Both musicians went on to have fruitful careers: Dawson has released eight punk, lo-fi solo albums, including one of Children’s (2008’s Alphabutt), while Green has released 11, made visual art and directed 2011’s The Wrong Ferarri, a bizarre scrub film that he wrote while high on ketamine. “We definitely went in opposite directions,” he notes.
The Moldy Peaches’ big break actually came years after their split, when Dawson was hired for the soundtrack to 2007’s smash romantic comedy Juno. Anyone Else But You got a second wind as the de facto odd-couple love song; a version sung by the film’s stars, Elliot Page and Michael Cera, charted on the Billboard Hot 100 and was even covered by Carla Bruni – then the first lady of France – on French TV. Green was initially surprised that so many people could relate to their quirky universe, most of which was recorded when he was still a teenager. “It’s a bit smellier and rougher and more inaccessible than, say, the world of (Stroke’s debut album) Is This It?, which is very easy to like,” he says.
But that’s exactly why it has such universality: it’s a quintessential teenage album, tacky and crammed with the kinds of hyper-specific lyrics so common in pop music today, but with deep feelings that cut through the details. Often they would sing different lines over each other, introspection going toe to toe with ego, or trying to make you laugh during poignant, painful moments, like when the phone goes off in Nothing Came Out. It’s a wolf in rabbit’s clothing. “We showed contradictory ideas rubbing up against each other to disarm people,” says Green. “Some parts of the lyrics are tender and the others are quite psychedelic and brutal.”
They’re sensitive to how these lyrics might be perceived today, and for their 20th anniversary reissue in 2018, they edited out an ableist statement on NYC’s Like a Graveyard. “We weren’t deliberately trying to hurt any marginalized communities, it was just a different time,” says Dawson. Another of their songs – and one of their best – is a happy singalong called Who’s Got the Crack, with the couplet: “I like it when my hair is poofy / I like it when you slip me a roofie”. “There were jokes about things that wouldn’t be joked about now, and that doesn’t make it OK. But I think we could still write awesome songs. I can be pretty rough without being offensive.”
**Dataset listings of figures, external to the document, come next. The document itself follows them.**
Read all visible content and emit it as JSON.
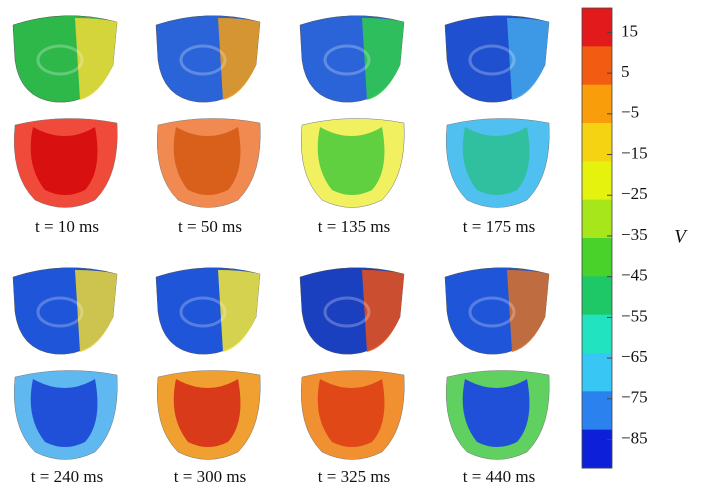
{
  "panels": [
    {
      "label": "t = 10 ms"
    },
    {
      "label": "t = 50 ms"
    },
    {
      "label": "t = 135 ms"
    },
    {
      "label": "t = 175 ms"
    },
    {
      "label": "t = 240 ms"
    },
    {
      "label": "t = 300 ms"
    },
    {
      "label": "t = 325 ms"
    },
    {
      "label": "t = 440 ms"
    }
  ],
  "colorbar": {
    "label": "V",
    "range": [
      -92,
      21
    ],
    "colors": [
      "#e31a1c",
      "#f25c12",
      "#f99d0a",
      "#f6d312",
      "#e5f20e",
      "#a6e61a",
      "#48d22a",
      "#1fc867",
      "#22e3c0",
      "#38c6f4",
      "#2b82ee",
      "#0d1fd8"
    ],
    "ticks": [
      {
        "value": 15,
        "label": "15"
      },
      {
        "value": 5,
        "label": "5"
      },
      {
        "value": -5,
        "label": "−5"
      },
      {
        "value": -15,
        "label": "−15"
      },
      {
        "value": -25,
        "label": "−25"
      },
      {
        "value": -35,
        "label": "−35"
      },
      {
        "value": -45,
        "label": "−45"
      },
      {
        "value": -55,
        "label": "−55"
      },
      {
        "value": -65,
        "label": "−65"
      },
      {
        "value": -75,
        "label": "−75"
      },
      {
        "value": -85,
        "label": "−85"
      }
    ]
  }
}
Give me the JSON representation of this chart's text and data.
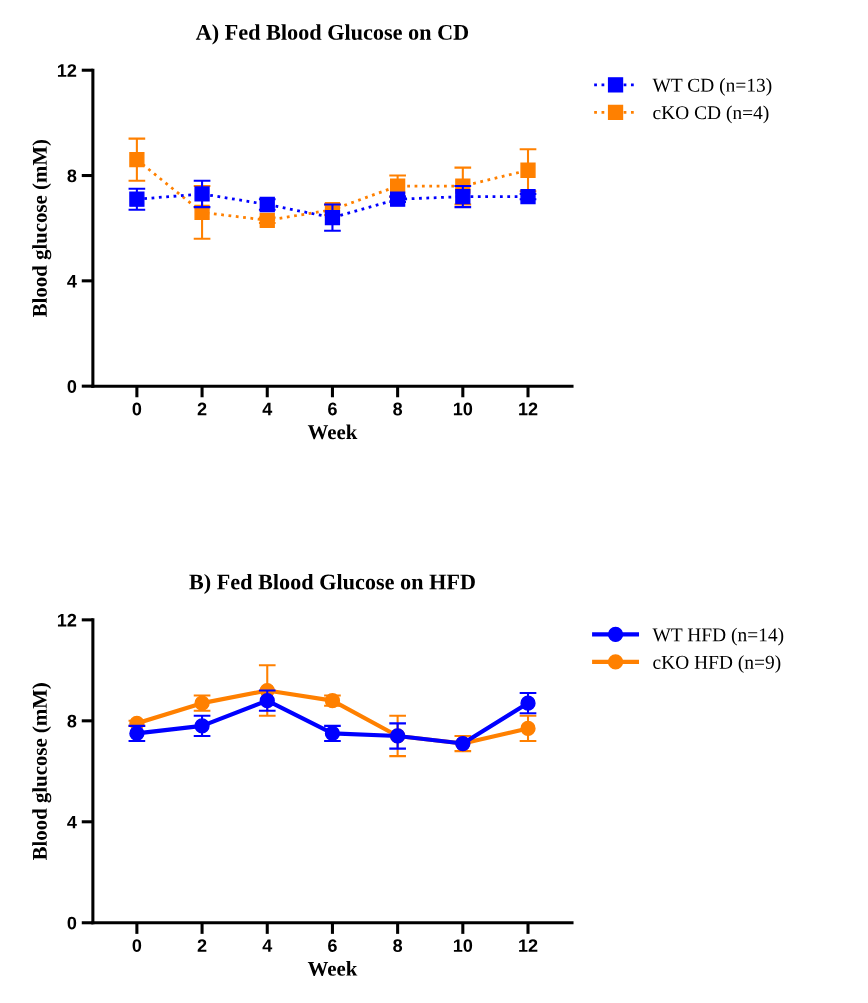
{
  "chart_data": [
    {
      "type": "line",
      "title": "A) Fed Blood Glucose on CD",
      "xlabel": "Week",
      "ylabel": "Blood glucose (mM)",
      "x": [
        0,
        2,
        4,
        6,
        8,
        10,
        12
      ],
      "xlim": [
        -1.35,
        13.35
      ],
      "xticks": [
        0,
        2,
        4,
        6,
        8,
        10,
        12
      ],
      "ylim": [
        0,
        12
      ],
      "yticks": [
        0,
        4,
        8,
        12
      ],
      "marker": "square",
      "line_style": "dotted",
      "grid": false,
      "legend": "top right",
      "series": [
        {
          "name": "WT CD (n=13)",
          "color": "#0000ff",
          "values": [
            7.1,
            7.3,
            6.9,
            6.4,
            7.1,
            7.2,
            7.2
          ],
          "errors": [
            0.4,
            0.5,
            0.2,
            0.5,
            0.1,
            0.4,
            0.1
          ]
        },
        {
          "name": "cKO CD (n=4)",
          "color": "#ff8000",
          "values": [
            8.6,
            6.6,
            6.3,
            6.7,
            7.6,
            7.6,
            8.2
          ],
          "errors": [
            0.8,
            1.0,
            0.1,
            0.2,
            0.4,
            0.7,
            0.8
          ]
        }
      ]
    },
    {
      "type": "line",
      "title": "B) Fed Blood Glucose on HFD",
      "xlabel": "Week",
      "ylabel": "Blood glucose (mM)",
      "x": [
        0,
        2,
        4,
        6,
        8,
        10,
        12
      ],
      "xlim": [
        -1.35,
        13.35
      ],
      "xticks": [
        0,
        2,
        4,
        6,
        8,
        10,
        12
      ],
      "ylim": [
        0,
        12
      ],
      "yticks": [
        0,
        4,
        8,
        12
      ],
      "marker": "circle",
      "line_style": "solid",
      "grid": false,
      "legend": "top right",
      "series": [
        {
          "name": "WT HFD (n=14)",
          "color": "#0000ff",
          "values": [
            7.5,
            7.8,
            8.8,
            7.5,
            7.4,
            7.1,
            8.7
          ],
          "errors": [
            0.3,
            0.4,
            0.4,
            0.3,
            0.5,
            null,
            0.4
          ]
        },
        {
          "name": "cKO HFD (n=9)",
          "color": "#ff8000",
          "values": [
            7.9,
            8.7,
            9.2,
            8.8,
            7.4,
            7.1,
            7.7
          ],
          "errors": [
            0.1,
            0.3,
            1.0,
            0.2,
            0.8,
            0.3,
            0.5
          ]
        }
      ]
    }
  ]
}
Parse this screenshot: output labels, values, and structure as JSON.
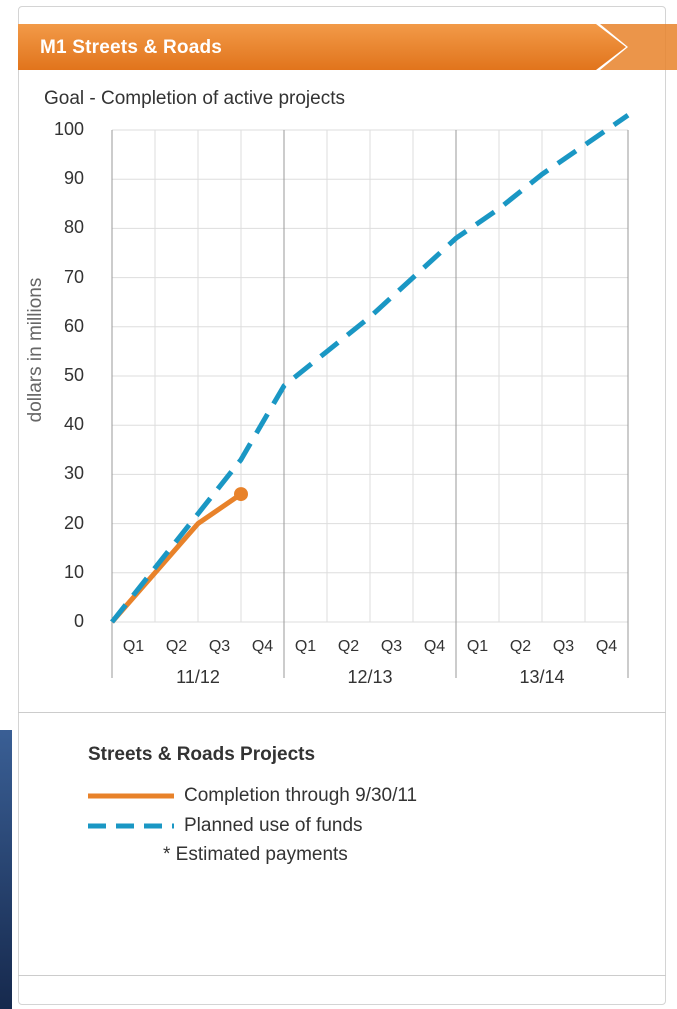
{
  "panel": {
    "title": "M1 Streets & Roads",
    "accent_color": "#e8822a"
  },
  "chart_data": {
    "type": "line",
    "title": "Goal - Completion of active projects",
    "ylabel": "dollars in millions",
    "ylim": [
      0,
      100
    ],
    "yticks": [
      0,
      10,
      20,
      30,
      40,
      50,
      60,
      70,
      80,
      90,
      100
    ],
    "x_quarters": [
      "Q1",
      "Q2",
      "Q3",
      "Q4",
      "Q1",
      "Q2",
      "Q3",
      "Q4",
      "Q1",
      "Q2",
      "Q3",
      "Q4"
    ],
    "x_years": [
      "11/12",
      "12/13",
      "13/14"
    ],
    "grid": true,
    "series": [
      {
        "name": "Completion through 9/30/11",
        "color": "#e8822a",
        "style": "solid",
        "x": [
          0,
          1,
          2,
          3
        ],
        "y": [
          0,
          10,
          20,
          26
        ],
        "end_marker": true
      },
      {
        "name": "Planned use of funds",
        "color": "#1a97c4",
        "style": "dashed",
        "x": [
          0,
          1,
          2,
          3,
          4,
          5,
          6,
          7,
          8,
          9,
          10,
          11,
          12
        ],
        "y": [
          0,
          11,
          22,
          33,
          48,
          55,
          62,
          70,
          78,
          84,
          91,
          97,
          103
        ]
      }
    ]
  },
  "legend": {
    "title": "Streets & Roads Projects",
    "note": "* Estimated payments"
  }
}
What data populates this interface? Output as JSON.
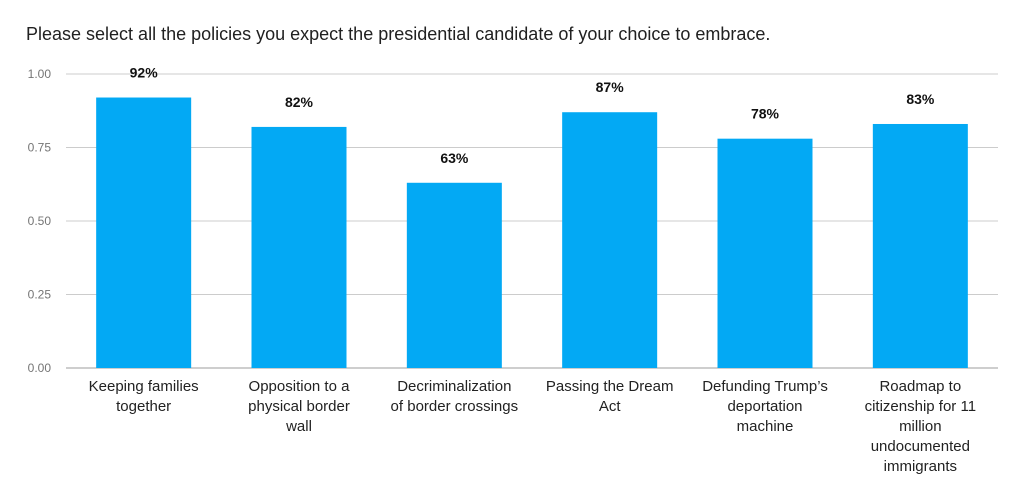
{
  "chart_data": {
    "type": "bar",
    "title": "Please select all the policies you expect the presidential candidate of your choice to embrace.",
    "xlabel": "",
    "ylabel": "",
    "ylim": [
      0,
      1
    ],
    "yticks": [
      "0.00",
      "0.25",
      "0.50",
      "0.75",
      "1.00"
    ],
    "grid": true,
    "legend": "none",
    "bar_color": "#03A9F4",
    "categories": [
      "Keeping families together",
      "Opposition to a physical border wall",
      "Decriminalization of border crossings",
      "Passing the Dream Act",
      "Defunding Trump’s deportation machine",
      "Roadmap to citizenship for 11 million undocumented immigrants"
    ],
    "category_lines": [
      [
        "Keeping families",
        "together"
      ],
      [
        "Opposition to a",
        "physical border",
        "wall"
      ],
      [
        "Decriminalization",
        "of border crossings"
      ],
      [
        "Passing the Dream",
        "Act"
      ],
      [
        "Defunding Trump’s",
        "deportation",
        "machine"
      ],
      [
        "Roadmap to",
        "citizenship for 11",
        "million",
        "undocumented",
        "immigrants"
      ]
    ],
    "values": [
      0.92,
      0.82,
      0.63,
      0.87,
      0.78,
      0.83
    ],
    "data_labels": [
      "92%",
      "82%",
      "63%",
      "87%",
      "78%",
      "83%"
    ]
  }
}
“I don’t know what it would be like to start Moldy Peaches now,” says Green. They existed in an unselfconscious era, before the internet, where they “were allowed to tour and not feel like we were under surveillance” and where social media hadn’t vaporized individualism into a “traditional” and more unified mass. They didn’t think about how they would be perceived at the time, but there weren’t many visible black female punks in music back then, and Dawson says now that countless people tell her she gave them “permission to be a weird kid”.
Singing her teenage self again, back on stage in a few weeks, will be like “emotional time travel,” Green says. And while those DIY costumes may be a bit upgraded—there’s talk of 3D printing and vehicular clothing—their songs have stood the test of time. “They feel very similar to me,” says Dawson, “they’re special little gems that I love. The only difference is I don’t give a damn what some indie boy thinks of me.” She laughs. “Now I’m like, God, those guys are so sneaky.”